Adam Malcolm Lawless, MB BCH BAO LRCP&SI, Cottesloe, WA AUSTRALIA
Jay R. Ebert, PhD, Perth, WA AUSTRALIA
Peter Edwards, PhD, Perth, WA AUSTRALIA
Randeep Singh Aujla, MBChB ChM FRCS (Tr&Orth) MFSEM, Leicester, Leicestershire UNITED KINGDOM
Michael Andreas Finsterwald, MD, Bull Creek, WA AUSTRALIA
Stephen Dalgleish, MBChB, MRCS, FRCS, Dundee UNITED KINGDOM
Shahbaz S Malik, BSc, MB BCh, MSc (Orth Engin), LLM, FRCS (Tr&Orth), Birmingham UNITED KINGDOM
Antony Raymond, FRCS, London UNITED KINGDOM
Ashley Iain Simpson, BA(Hons), MBBS, MSc, MA(Cantab), FRCS(Tr&Orth) UNITED KINGDOM
Michael James Grant, MBChB, FRCS Tr & Orth, PGCERTMedEd, PGDip SEM, Liverpool UNITED KINGDOM
Toby Leys, MBBS, FRACS, FAOrthA, Claremont, WA AUSTRALIA
Peter Alberto D'Alessandro, MBBS Hons. (UWA) FRACS FAOrthA, Claremont, WA AUSTRALIA
Orthopaedic Research Foundation of Western Australia, Perth, Western Australia, AUSTRALIA
FDA Status Cleared
Summary
This study seeks to compare the outcomes between Single Tendon (ST) and Dual Tendon (DT) ACLR, given there is no prospective randomised controlled trial (RCT) in the literature comparing outcomes between these options
Abstract
Introduction
Hamstring autograft is the most common graft used worldwide for ACL reconstruction (ACLR). Hamstring harvest has been associated with reduced hamstring strength, donor site pain and muscle strains after return to sport.
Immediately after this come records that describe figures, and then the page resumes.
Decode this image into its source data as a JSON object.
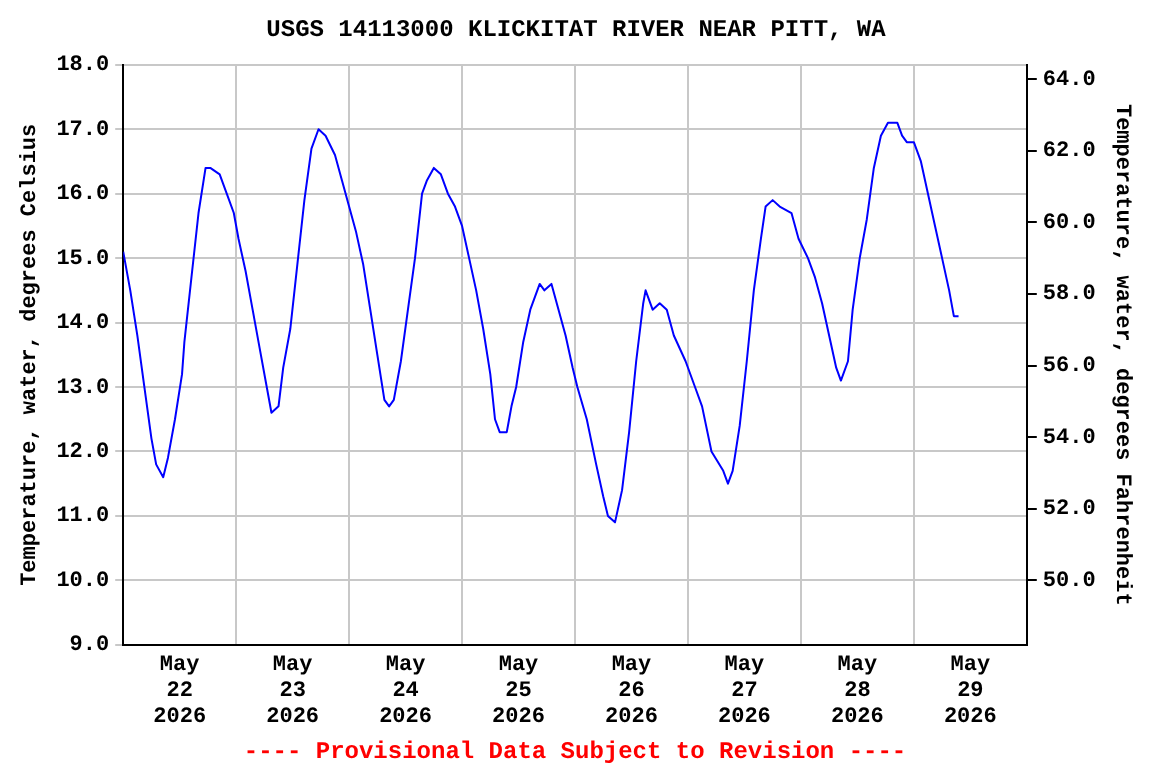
{
  "chart_data": {
    "type": "line",
    "title": "USGS 14113000 KLICKITAT RIVER NEAR PITT, WA",
    "ylabel": "Temperature, water, degrees Celsius",
    "y2label": "Temperature, water, degrees Fahrenheit",
    "annotations": [
      "---- Provisional Data Subject to Revision ----"
    ],
    "x": [
      "2026-05-22T00:00",
      "2026-05-22T01:30",
      "2026-05-22T03:00",
      "2026-05-22T04:30",
      "2026-05-22T06:00",
      "2026-05-22T07:00",
      "2026-05-22T08:30",
      "2026-05-22T09:30",
      "2026-05-22T11:00",
      "2026-05-22T12:30",
      "2026-05-22T13:00",
      "2026-05-22T14:30",
      "2026-05-22T16:00",
      "2026-05-22T17:30",
      "2026-05-22T18:30",
      "2026-05-22T20:30",
      "2026-05-22T22:00",
      "2026-05-22T23:30",
      "2026-05-23T00:30",
      "2026-05-23T02:00",
      "2026-05-23T03:30",
      "2026-05-23T05:00",
      "2026-05-23T06:30",
      "2026-05-23T07:30",
      "2026-05-23T09:00",
      "2026-05-23T10:00",
      "2026-05-23T11:30",
      "2026-05-23T13:00",
      "2026-05-23T14:30",
      "2026-05-23T16:00",
      "2026-05-23T17:30",
      "2026-05-23T19:00",
      "2026-05-23T21:00",
      "2026-05-23T22:30",
      "2026-05-24T00:00",
      "2026-05-24T01:30",
      "2026-05-24T03:00",
      "2026-05-24T04:30",
      "2026-05-24T06:00",
      "2026-05-24T07:30",
      "2026-05-24T08:30",
      "2026-05-24T09:30",
      "2026-05-24T11:00",
      "2026-05-24T12:30",
      "2026-05-24T14:00",
      "2026-05-24T15:30",
      "2026-05-24T16:30",
      "2026-05-24T18:00",
      "2026-05-24T19:30",
      "2026-05-24T21:00",
      "2026-05-24T22:30",
      "2026-05-25T00:00",
      "2026-05-25T01:30",
      "2026-05-25T03:00",
      "2026-05-25T04:30",
      "2026-05-25T06:00",
      "2026-05-25T07:00",
      "2026-05-25T08:00",
      "2026-05-25T09:30",
      "2026-05-25T10:30",
      "2026-05-25T11:30",
      "2026-05-25T13:00",
      "2026-05-25T14:30",
      "2026-05-25T16:30",
      "2026-05-25T17:30",
      "2026-05-25T19:00",
      "2026-05-25T20:30",
      "2026-05-25T22:00",
      "2026-05-25T23:30",
      "2026-05-26T00:30",
      "2026-05-26T02:30",
      "2026-05-26T04:30",
      "2026-05-26T06:00",
      "2026-05-26T07:00",
      "2026-05-26T08:30",
      "2026-05-26T10:00",
      "2026-05-26T11:30",
      "2026-05-26T13:00",
      "2026-05-26T14:30",
      "2026-05-26T15:00",
      "2026-05-26T16:30",
      "2026-05-26T18:00",
      "2026-05-26T19:30",
      "2026-05-26T21:00",
      "2026-05-26T23:30",
      "2026-05-27T01:30",
      "2026-05-27T03:00",
      "2026-05-27T05:00",
      "2026-05-27T07:30",
      "2026-05-27T08:30",
      "2026-05-27T09:30",
      "2026-05-27T11:00",
      "2026-05-27T12:30",
      "2026-05-27T14:00",
      "2026-05-27T15:30",
      "2026-05-27T16:30",
      "2026-05-27T18:00",
      "2026-05-27T19:30",
      "2026-05-27T22:00",
      "2026-05-27T23:30",
      "2026-05-28T01:30",
      "2026-05-28T03:00",
      "2026-05-28T04:30",
      "2026-05-28T06:00",
      "2026-05-28T07:30",
      "2026-05-28T08:30",
      "2026-05-28T10:00",
      "2026-05-28T11:00",
      "2026-05-28T12:30",
      "2026-05-28T14:00",
      "2026-05-28T15:30",
      "2026-05-28T17:00",
      "2026-05-28T18:30",
      "2026-05-28T20:30",
      "2026-05-28T21:30",
      "2026-05-28T22:30",
      "2026-05-29T00:00",
      "2026-05-29T01:30",
      "2026-05-29T03:00",
      "2026-05-29T04:30",
      "2026-05-29T06:00",
      "2026-05-29T07:30",
      "2026-05-29T08:30",
      "2026-05-29T09:30"
    ],
    "series": [
      {
        "color": "#0000ff",
        "values": [
          15.1,
          14.5,
          13.8,
          13.0,
          12.2,
          11.8,
          11.6,
          11.9,
          12.5,
          13.2,
          13.7,
          14.7,
          15.7,
          16.4,
          16.4,
          16.3,
          16.0,
          15.7,
          15.3,
          14.8,
          14.2,
          13.6,
          13.0,
          12.6,
          12.7,
          13.3,
          13.9,
          14.9,
          15.9,
          16.7,
          17.0,
          16.9,
          16.6,
          16.2,
          15.8,
          15.4,
          14.9,
          14.2,
          13.5,
          12.8,
          12.7,
          12.8,
          13.4,
          14.2,
          15.0,
          16.0,
          16.2,
          16.4,
          16.3,
          16.0,
          15.8,
          15.5,
          15.0,
          14.5,
          13.9,
          13.2,
          12.5,
          12.3,
          12.3,
          12.7,
          13.0,
          13.7,
          14.2,
          14.6,
          14.5,
          14.6,
          14.2,
          13.8,
          13.3,
          13.0,
          12.5,
          11.8,
          11.3,
          11.0,
          10.9,
          11.4,
          12.3,
          13.4,
          14.3,
          14.5,
          14.2,
          14.3,
          14.2,
          13.8,
          13.4,
          13.0,
          12.7,
          12.0,
          11.7,
          11.5,
          11.7,
          12.4,
          13.4,
          14.5,
          15.3,
          15.8,
          15.9,
          15.8,
          15.7,
          15.3,
          15.0,
          14.7,
          14.3,
          13.8,
          13.3,
          13.1,
          13.4,
          14.2,
          15.0,
          15.6,
          16.4,
          16.9,
          17.1,
          17.1,
          16.9,
          16.8,
          16.8,
          16.5,
          16.0,
          15.5,
          15.0,
          14.5,
          14.1,
          14.1
        ]
      }
    ],
    "xlim": [
      "2026-05-22T00:00",
      "2026-05-30T00:00"
    ],
    "xticks": [
      {
        "value": "2026-05-22T12:00",
        "label": "May\n22\n2026"
      },
      {
        "value": "2026-05-23T00:00",
        "label": null
      },
      {
        "value": "2026-05-23T12:00",
        "label": "May\n23\n2026"
      },
      {
        "value": "2026-05-24T00:00",
        "label": null
      },
      {
        "value": "2026-05-24T12:00",
        "label": "May\n24\n2026"
      },
      {
        "value": "2026-05-25T00:00",
        "label": null
      },
      {
        "value": "2026-05-25T12:00",
        "label": "May\n25\n2026"
      },
      {
        "value": "2026-05-26T00:00",
        "label": null
      },
      {
        "value": "2026-05-26T12:00",
        "label": "May\n26\n2026"
      },
      {
        "value": "2026-05-27T00:00",
        "label": null
      },
      {
        "value": "2026-05-27T12:00",
        "label": "May\n27\n2026"
      },
      {
        "value": "2026-05-28T00:00",
        "label": null
      },
      {
        "value": "2026-05-28T12:00",
        "label": "May\n28\n2026"
      },
      {
        "value": "2026-05-29T00:00",
        "label": null
      },
      {
        "value": "2026-05-29T12:00",
        "label": "May\n29\n2026"
      }
    ],
    "ylim": [
      9,
      18
    ],
    "yticks": [
      {
        "value": 9,
        "label": "9.0"
      },
      {
        "value": 10,
        "label": "10.0"
      },
      {
        "value": 11,
        "label": "11.0"
      },
      {
        "value": 12,
        "label": "12.0"
      },
      {
        "value": 13,
        "label": "13.0"
      },
      {
        "value": 14,
        "label": "14.0"
      },
      {
        "value": 15,
        "label": "15.0"
      },
      {
        "value": 16,
        "label": "16.0"
      },
      {
        "value": 17,
        "label": "17.0"
      },
      {
        "value": 18,
        "label": "18.0"
      }
    ],
    "y2lim": [
      48.2,
      64.4
    ],
    "y2ticks": [
      {
        "value": 50,
        "label": "50.0"
      },
      {
        "value": 52,
        "label": "52.0"
      },
      {
        "value": 54,
        "label": "54.0"
      },
      {
        "value": 56,
        "label": "56.0"
      },
      {
        "value": 58,
        "label": "58.0"
      },
      {
        "value": 60,
        "label": "60.0"
      },
      {
        "value": 62,
        "label": "62.0"
      },
      {
        "value": 64,
        "label": "64.0"
      }
    ],
    "grid": true,
    "legend": false,
    "marker": "none",
    "line_style": "solid"
  }
}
There is conjecture as to the importance of the gracilis tendon in contributing to pain, flexion strength and rotational stability. Traditional hamstring graft requires both tendons to be harvested to achieve a graft of sufficient length and diameter, but newer techniques allow for a shorter, broad single tendon graft. To date there has been no prospective randomised controlled trial evaluating outcomes after single or dual hamstring tendon ACLR. The aim of this study is to compare post-operative clinical outcomes between single (semitendinosus only) versus dual (semitendinosus and gracilis) hamstring tendon grafts.
Methods
In this ongoing double blinded prospective randomised controlled trial (RCT) (registered as a clinical trial with the Australia New Zealand Clinical Trials Registry (ACTRN12620000927921)) patients were recruited and randomised a priori into a single tendon (ST) or a dual tendon (DT) group for ACLR. All anaesthetic and surgical techniques were uniform between the groups aside from graft technique and tibial fixation. Patients were evaluated pre-operatively and at 6-months post-ACLR using patient-reported outcome measures (PROMS) including the IKDC, Lysholm and Modified Cincinnati knee scores, as well as a visual analog scale for pain frequency (VAS-F) and severity (VAS-S). At 6 months post-ACLR, the Graft Morbidity Score (GMS) was completed, while knee laxity (KT-1000), hop performance and peak isokinetic quadriceps and hamstrings strength were assessed.
Results
Overall, 71 patients (ST = 34; DT = 37) were assessed at 6 months post-surgery on a per protocol analysis, with a further 13 patients excluded at time of surgery as their selected graft did not meet a minimum 8mm diameter. No significant group differences (P>0.05) were observed in demographics (age, sex, height and body mass) or surgical characteristics (concomitant meniscal repairs and tenodeses). Graft diameters were significantly smaller in the ST group compared to the DT group (mean difference [MD], -0.67mm; 95% CI, -0.91 to -0.43; P<0.001). A significantly lower GMS was reported in the ST group compared to the DT group (effect size [ES], 0.649; 95% CI, 2.4 to 16.2; P=0.01). No significant group difference were observed for other PROMs (P>0.05) or knee laxity (P=0.362).
Conclusion
ST (versus DT) harvest results in significantly less donor site morbidity and this is the first prospective RCT to determine this. There were no differences between ST and DT hamstring ACLR were observed in PROMs, knee laxity and hamstring strength. Younger female patients tend to have inadequate single tendon size to produce a graft of sufficient diameter, and alternative techniques should be considered. Further endpoints include radiological analysis, longer term donor site morbidity, revision rates and return to sport and will continue to be presented in the future.